In the GFXBench Manhattan 3.1 test, we’re looking at an 8 percent performance improvement in favor of the Exynos 9810 in the offscreen test, and 14 percent in the on-screen test. However the Exynos 9810 does manage to outperform the Snapdragon 835 with its Adreon 540 to the tune of 22 percent in the off-screen workload.
It’s not as good news for the Exynos 9810 in 3DMark’s Sling Shot benchmark. In the standard Sling Shot Unlimited test, the Exynos 9810 is slightly slower than the Exynos 8895 in the overall score, and a sizeable 19 percent behind the Snapdragon 835. The contest does even up in Sling Shot Extreme Unlimited: the 9810 is 4% behind the Snapdragon 835 and 5% ahead of the Exynos 8895.
The final graphics benchmark we’re looking at is the Basemark U-Boat test, which has heavily favoured Mali GPUs in the past. Here, the Exynos 9810 in the Galaxy S9+ is 14 percent faster than the Exynos 8895, allowing it to take a massive performance lead over the Snapdragon 835. This is one of the few crushing victories for the Exynos 9810 relative to the last-gen Snapdragon 835.
While the Exynos 9810 is competitive against the Snapdragon 835 in graphics workloads and beats it in the case of GFXBench and Basemark, the SoC does throttle heavily in the Galaxy S9+’s chassis. After 25 minutes of consecutive GFXBench 3.1 runs, the Exynos 9810 throttled by 42 percent, leading to a score reduction that actually placed it slower than the Pixel 2 XL in long term graphics workloads. The Pixel 2 XL and its Snapdragon 845 doesn’t throttle as heavily, so it produces better long term performance. The results from both the CPU, GPU and real-world tests are quite interesting. For the most part, the Exynos 9810 produces disappointing performance that either narrowly beats or merely equals the Snapdragon 835, Qualcomm’s last-generation silicon. It’s clear that the Snapdragon 845 variant of the Galaxy S9+ is the one to get if possible, as it produces performance more in line with what we’d expect from a 2018 SoC, at least going on other reviews that have tested this model. Lower than expected performance poses an interesting question as to what Samsung did with the Exynos 9810 in the Galaxy S9+. Luckily, the folks at AnandTech have dug into the issue, uncovering mostly software and firmware related problems with the Exynos model. They have some great analysis on the matter that you should read if you are interested, but it can be summarized as two major problems. Samsung uses a hot-plugging mechanism for thread migrations between cores, which is inefficient, and the scheduler is tuned such that the CPU takes a long time to reach its maximum frequency. Ideally, the CPU reaches peak performance as quickly as possible, completes the task in a shorter period of time, then shuts off to conserve power. The Exynos 9810 in the Galaxy S9+ appears to slowly ramp up to its maximum frequency, causing it to underwhelm in short workloads.

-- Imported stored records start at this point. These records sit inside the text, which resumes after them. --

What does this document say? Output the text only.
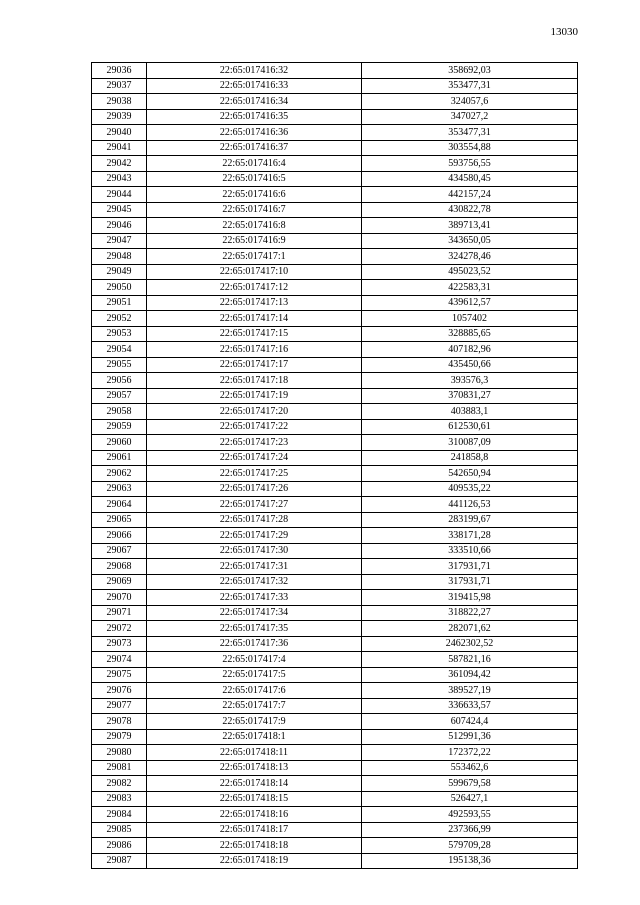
13030
29036	22:65:017416:32	358692,03
29037	22:65:017416:33	353477,31
29038	22:65:017416:34	324057,6
29039	22:65:017416:35	347027,2
29040	22:65:017416:36	353477,31
29041	22:65:017416:37	303554,88
29042	22:65:017416:4	593756,55
29043	22:65:017416:5	434580,45
29044	22:65:017416:6	442157,24
29045	22:65:017416:7	430822,78
29046	22:65:017416:8	389713,41
29047	22:65:017416:9	343650,05
29048	22:65:017417:1	324278,46
29049	22:65:017417:10	495023,52
29050	22:65:017417:12	422583,31
29051	22:65:017417:13	439612,57
29052	22:65:017417:14	1057402
29053	22:65:017417:15	328885,65
29054	22:65:017417:16	407182,96
29055	22:65:017417:17	435450,66
29056	22:65:017417:18	393576,3
29057	22:65:017417:19	370831,27
29058	22:65:017417:20	403883,1
29059	22:65:017417:22	612530,61
29060	22:65:017417:23	310087,09
29061	22:65:017417:24	241858,8
29062	22:65:017417:25	542650,94
29063	22:65:017417:26	409535,22
29064	22:65:017417:27	441126,53
29065	22:65:017417:28	283199,67
29066	22:65:017417:29	338171,28
29067	22:65:017417:30	333510,66
29068	22:65:017417:31	317931,71
29069	22:65:017417:32	317931,71
29070	22:65:017417:33	319415,98
29071	22:65:017417:34	318822,27
29072	22:65:017417:35	282071,62
29073	22:65:017417:36	2462302,52
29074	22:65:017417:4	587821,16
29075	22:65:017417:5	361094,42
29076	22:65:017417:6	389527,19
29077	22:65:017417:7	336633,57
29078	22:65:017417:9	607424,4
29079	22:65:017418:1	512991,36
29080	22:65:017418:11	172372,22
29081	22:65:017418:13	553462,6
29082	22:65:017418:14	599679,58
29083	22:65:017418:15	526427,1
29084	22:65:017418:16	492593,55
29085	22:65:017418:17	237366,99
29086	22:65:017418:18	579709,28
29087	22:65:017418:19	195138,36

In terms of storage performance, the Galaxy S9+ performs well although it doesn’t set new records for NAND performance and can’t match the latest Huawei devices. Sequential performance is strong with improvements to both reads and writes compared to the Galaxy S8+, however random performance remains a week point with fairly average speeds for a high-end Android smartphone.